Whether you think the NSA’s Prism program is a flagrant violation of our individual rights or a necessity to keep America safe, or some of both, it is undeniably part of the virtual wall that we’ve tried to build around America since 9/11. The constant presence of the Department of Homeland Security and its affiliated agencies and programs serve as a mental reminder of the looming threats of the barbarians of our time, the Islamists of the fundamentalist kind. And it is slowly eroding our confidence in our ability to defend ourselves.

How did we get to this point? I’ve argued here and here that the cornerstone of a rational foreign policy is the self-interest of individual Americans. This includes consistently and confidently promoting the principle of individual rights—the rights to life, liberty and the pursuit of happiness—our country was founded on in our relations with other countries, friends and foes.

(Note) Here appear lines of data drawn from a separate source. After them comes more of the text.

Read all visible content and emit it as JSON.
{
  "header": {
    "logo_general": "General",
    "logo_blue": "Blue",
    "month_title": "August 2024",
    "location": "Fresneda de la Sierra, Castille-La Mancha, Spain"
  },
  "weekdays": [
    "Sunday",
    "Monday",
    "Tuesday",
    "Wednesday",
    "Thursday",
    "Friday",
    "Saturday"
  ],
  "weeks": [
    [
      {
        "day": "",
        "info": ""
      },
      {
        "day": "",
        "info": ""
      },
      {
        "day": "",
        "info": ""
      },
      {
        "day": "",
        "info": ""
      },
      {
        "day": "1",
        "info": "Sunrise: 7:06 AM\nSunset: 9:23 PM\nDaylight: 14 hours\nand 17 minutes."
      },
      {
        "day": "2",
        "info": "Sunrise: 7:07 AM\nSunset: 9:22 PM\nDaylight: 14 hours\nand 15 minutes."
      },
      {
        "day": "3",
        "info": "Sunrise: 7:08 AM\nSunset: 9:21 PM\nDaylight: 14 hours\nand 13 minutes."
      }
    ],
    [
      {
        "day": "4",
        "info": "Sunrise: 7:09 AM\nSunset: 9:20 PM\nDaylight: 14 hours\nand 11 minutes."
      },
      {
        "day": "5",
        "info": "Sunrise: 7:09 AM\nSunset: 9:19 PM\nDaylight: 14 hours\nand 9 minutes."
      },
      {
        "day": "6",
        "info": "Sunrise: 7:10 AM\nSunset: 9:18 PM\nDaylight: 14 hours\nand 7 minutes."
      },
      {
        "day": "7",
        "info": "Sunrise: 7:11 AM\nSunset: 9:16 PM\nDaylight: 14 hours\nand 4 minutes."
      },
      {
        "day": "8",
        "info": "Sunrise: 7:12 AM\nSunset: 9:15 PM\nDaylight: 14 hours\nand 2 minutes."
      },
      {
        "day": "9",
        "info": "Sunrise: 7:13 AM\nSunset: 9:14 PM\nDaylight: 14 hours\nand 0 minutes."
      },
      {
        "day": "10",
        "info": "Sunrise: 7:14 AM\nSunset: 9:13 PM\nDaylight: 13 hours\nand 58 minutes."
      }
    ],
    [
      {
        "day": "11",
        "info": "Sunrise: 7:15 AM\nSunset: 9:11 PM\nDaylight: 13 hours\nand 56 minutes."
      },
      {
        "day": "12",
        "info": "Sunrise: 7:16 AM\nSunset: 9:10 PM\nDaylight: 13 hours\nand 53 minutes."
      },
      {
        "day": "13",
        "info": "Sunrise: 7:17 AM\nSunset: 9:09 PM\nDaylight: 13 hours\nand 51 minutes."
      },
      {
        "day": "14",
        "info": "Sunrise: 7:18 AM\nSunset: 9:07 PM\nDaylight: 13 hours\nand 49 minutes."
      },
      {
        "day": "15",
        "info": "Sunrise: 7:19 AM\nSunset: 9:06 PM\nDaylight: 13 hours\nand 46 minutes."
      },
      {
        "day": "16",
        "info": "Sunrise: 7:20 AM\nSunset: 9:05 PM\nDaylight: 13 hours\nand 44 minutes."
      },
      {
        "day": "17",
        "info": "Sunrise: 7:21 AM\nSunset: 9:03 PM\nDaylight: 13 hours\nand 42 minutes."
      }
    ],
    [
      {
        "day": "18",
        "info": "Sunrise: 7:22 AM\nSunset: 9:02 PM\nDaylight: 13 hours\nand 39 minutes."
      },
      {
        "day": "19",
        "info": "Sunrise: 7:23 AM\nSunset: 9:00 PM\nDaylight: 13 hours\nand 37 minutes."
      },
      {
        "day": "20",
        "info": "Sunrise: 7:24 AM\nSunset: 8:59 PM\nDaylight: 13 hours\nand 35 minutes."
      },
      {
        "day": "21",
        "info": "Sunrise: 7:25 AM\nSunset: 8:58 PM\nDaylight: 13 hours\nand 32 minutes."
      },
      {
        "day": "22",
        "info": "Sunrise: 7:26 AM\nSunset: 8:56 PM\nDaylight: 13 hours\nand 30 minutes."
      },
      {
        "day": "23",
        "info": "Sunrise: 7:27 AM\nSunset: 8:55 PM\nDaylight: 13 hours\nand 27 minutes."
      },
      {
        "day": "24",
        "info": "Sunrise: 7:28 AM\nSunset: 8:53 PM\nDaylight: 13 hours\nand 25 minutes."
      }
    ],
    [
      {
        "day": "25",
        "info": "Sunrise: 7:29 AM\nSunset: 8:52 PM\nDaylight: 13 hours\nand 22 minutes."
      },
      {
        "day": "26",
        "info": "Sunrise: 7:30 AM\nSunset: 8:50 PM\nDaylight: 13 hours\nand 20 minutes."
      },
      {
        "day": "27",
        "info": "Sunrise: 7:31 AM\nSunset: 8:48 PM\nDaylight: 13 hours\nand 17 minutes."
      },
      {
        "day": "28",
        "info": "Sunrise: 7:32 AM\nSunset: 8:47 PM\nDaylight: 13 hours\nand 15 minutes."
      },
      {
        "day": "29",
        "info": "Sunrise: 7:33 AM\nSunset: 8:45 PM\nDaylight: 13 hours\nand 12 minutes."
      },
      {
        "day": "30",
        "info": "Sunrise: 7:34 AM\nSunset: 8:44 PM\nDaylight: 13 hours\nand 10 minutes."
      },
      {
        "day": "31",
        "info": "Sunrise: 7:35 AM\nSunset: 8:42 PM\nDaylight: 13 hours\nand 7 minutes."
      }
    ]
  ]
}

Unfortunately, over the past 100 years, we’ve neither been consistent nor confident in promoting our founding principles abroad.

Here are a few of the more obvious violations:

  • Allowing Middle Eastern countries to nationalize oil assets in the 1950s and 60s that had been developed by Western oil companies instead of defending the property rights of those companies. As a result, Arab and Iranian regimes have been awash in money for half a century. Funds that have been used to promote fundamentalist Islamic movements: Saudi Arabia’s support of Wahhabism, and Iran’s export of radical Shia Islam, both the intellectual fuel for terrorist activities against the U.S. and other Western countries.
  • Arming the Taliban in the early 80’s as part of the Cold War effort to force the Soviet Union out of Afghanistan when it didn’t matter one iota to American self-interest who ruled that most backward corner on earth. The “unintended consequence” was to provide training for the kind of terrorists that eventually brought down the twin towers.
  • But the Cold War would probably not have happened in the first place if FDR had taken a stand for America’s founding principles and refused Stalin Eastern Europe after WWII.
  • And Stalin’s Soviet Union would most likely not have lasted long enough to be a power to reckon with during WWII if the U.S. hadn’t provided financial and material support after the Russian Revolution to a country that was the antithesis of everything American.

And it continues today with our refusal to deal decisively with our current main enemy, Iran.

As in Rome, the barbarians will only get to our gates if we allow them. It is only our unwillingness to assert our self-interest on the world-stage and our lack of confidence in our founding principles that will allow them to win.

We have to stand up for our self-interest and individual rights and advocate for a rational foreign policy that takes care of the enemy abroad. Then we won’t need virtual walls at home.